Jaime Bono del Tesoro




Son muchas las novelas sobre Jaime Bono del Tesoro (o, si lo prefieren a la inglesa, James Bond, porque ésa es la traducción del nombre) que Ian Fleming escribió sobre el agente, aceptando de antemano que no las leería nadie pero que su venta para el cine le supondría una buena pila de billetes de curso legal.
          Aunque a mí me gusta la ficción como al primero, tengo que objetar a las inevitabilidades de estas historias topiconas, aunque lo haga en el desorden que me caracteriza últimamente, desde esa última craneotomía que me hicieron para curarme una dolencia que, lamentablemente, no consigo recordar muy bien.
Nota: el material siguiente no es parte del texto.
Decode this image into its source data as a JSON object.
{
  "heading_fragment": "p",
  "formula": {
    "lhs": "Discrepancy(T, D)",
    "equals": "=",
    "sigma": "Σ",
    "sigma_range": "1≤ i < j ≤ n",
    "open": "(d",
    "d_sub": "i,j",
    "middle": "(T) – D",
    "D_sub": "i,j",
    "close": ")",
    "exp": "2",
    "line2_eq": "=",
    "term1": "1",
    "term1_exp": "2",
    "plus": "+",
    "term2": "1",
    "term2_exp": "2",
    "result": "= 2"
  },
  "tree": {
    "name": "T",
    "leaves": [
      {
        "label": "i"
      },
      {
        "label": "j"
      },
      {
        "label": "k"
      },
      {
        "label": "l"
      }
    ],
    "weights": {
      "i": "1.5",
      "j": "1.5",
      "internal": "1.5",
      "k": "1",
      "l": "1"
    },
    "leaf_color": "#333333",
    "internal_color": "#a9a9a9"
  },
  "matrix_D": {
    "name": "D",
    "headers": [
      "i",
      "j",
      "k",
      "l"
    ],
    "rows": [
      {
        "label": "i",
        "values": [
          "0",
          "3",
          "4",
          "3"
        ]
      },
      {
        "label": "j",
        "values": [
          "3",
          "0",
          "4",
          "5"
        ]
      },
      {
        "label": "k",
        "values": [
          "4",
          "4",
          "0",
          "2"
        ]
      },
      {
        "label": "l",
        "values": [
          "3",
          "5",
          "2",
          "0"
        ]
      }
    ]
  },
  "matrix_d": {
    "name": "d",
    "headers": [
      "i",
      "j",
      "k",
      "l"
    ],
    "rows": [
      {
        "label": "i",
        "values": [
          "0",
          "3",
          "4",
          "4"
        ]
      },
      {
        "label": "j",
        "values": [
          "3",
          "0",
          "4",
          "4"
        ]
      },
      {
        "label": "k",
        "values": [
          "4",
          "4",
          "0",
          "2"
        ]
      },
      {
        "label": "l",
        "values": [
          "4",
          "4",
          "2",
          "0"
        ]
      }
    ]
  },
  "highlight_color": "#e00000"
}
          Para empezar, Jaime se empeña siempre en decir su nombre en toda ocasión. Es un agente secreto muy poco secreto, sobre todo con las chicas. Ella (la que sea) le dice: «Llámame Kitty» (o Flicky, o Sparky, da igual) y él no le dice «Me llamo John Smith», sino que le contesta: «Puedes llamarme Bond. James Bond.»
          (¿Se imaginan eso a la española? El protagonista de la historia pone cara interesante y dice: «Puedes llamarme Cerrillo. José Miguel Cerrillo» (o Menéndez, o Pla, o lo que sea.)
          Tras esta identificación y otras muchas, claro está, le descubren. Se presenta ante el malo fingiendo querer comprarle la cuadra de caballos o un microchip asesino y no le dura el incógnito ni el tiempo de tomarse un té británico. El malo le cala enseguida. Vamos, que tiene para entonces un dossier completo de Bond con foto reciente, sus últimos análisis de sangre y los certificados de sus retenciones de Hacienda.
          Otro tópico son los escenarios. Siempre se ambienta la cosa en dos países. Y la regla es: 1) que pillen lejos; y 2) que tengan climas opuestos. (Islandia y el sur de Chile, por ejemplo, no valen porque, aunque están lejos, en ambos hace frío.) Así, si leemos que Bond está en Rusia, sabemos que luego irá al Caribe. Si está en Francia, aparecerá en China y así sucesivamente.
          También es obligatorio que use todos los cachivaches que el servicio secreto le proporciona. Por ello, si al principio de la novela le dan un reloj que abre automáticamente las compuertas de las cámaras acorazadas color magenta, inevitablemente Bond se enfrentará a una cámara acorazada del susodicho color. Si tiene un coche que se desliza por la nieve, lo usará, aunque el malo tenga su cuartel general en Marraquech y sea agosto. No pasa nada. El malo decidirá ir de vacaciones a los Alpes dolomíticos y Bond se lo encontrará allí con la suficiente nieve para rentabilizar la inversión del coche.
          Otro axioma bóndico es que en las películas basadas en estas novelas el papel de malo lo interpreta siempre un gran actor que está pasando por un bache en su profesión y acepta el papel por las libras esterlinas. Así, el gran Max von Sydow, el caballero de El séptimo sello bergmaniano, acaricia a un gato y dirige Spectra. Y le da tanta vergüenza hacerlo que procura que le enfoquen lo menos posible y sólo vemos al gato en sus rodillas. (Para eso podían haber puesto las rodillas de cualquiera de esos curiosos que asisten a los rodajes.)
          De la ética de estas historias, mejor ni hablamos. Bond tiene «licencia para matar» a quien a él le parezca bien, sin necesidad de pensárselo mucho. Maldad en estado puro. Además, él la usa a placer, pero, ¿quién ha sido el monstruo de liviandad que le ha dado tanta libertad? ¿La reina de Inglaterra? Suponemos que sí.
          Y Bond obedece sin pestañear. Si algo no le gusta, directamente dispara. Vamos: que es un facha de mucho cuidado.
          Por cierto, tanto si remueves un martini como si lo agitas, sabe exactamente igual. Lo sé porque lo he comprobado expresamente para poder decirlo aquí.
          Luego Bond es un asqueroso consumista. Se pringa de barro con mucha facilidad y no lava nada. Enseguida sabemos que está en su habitación del hotel con tres camisas nuevas, envueltas en papel de celofán, junto a una botella de champagne.
          También es estúpido. Porque, después de vapulear a un malo y dejarlo sin sentido, dice siempre una u otra frasecilla con supuesta gracia, sin que haya delante nadie para oírle. O sea, que se hace gracia él solo. Es de esas personas detestables a las que sólo les gusta oír su propia voz.
          Como final, un augurio: Bond acabará pillando una E.T.S.; es inevitable.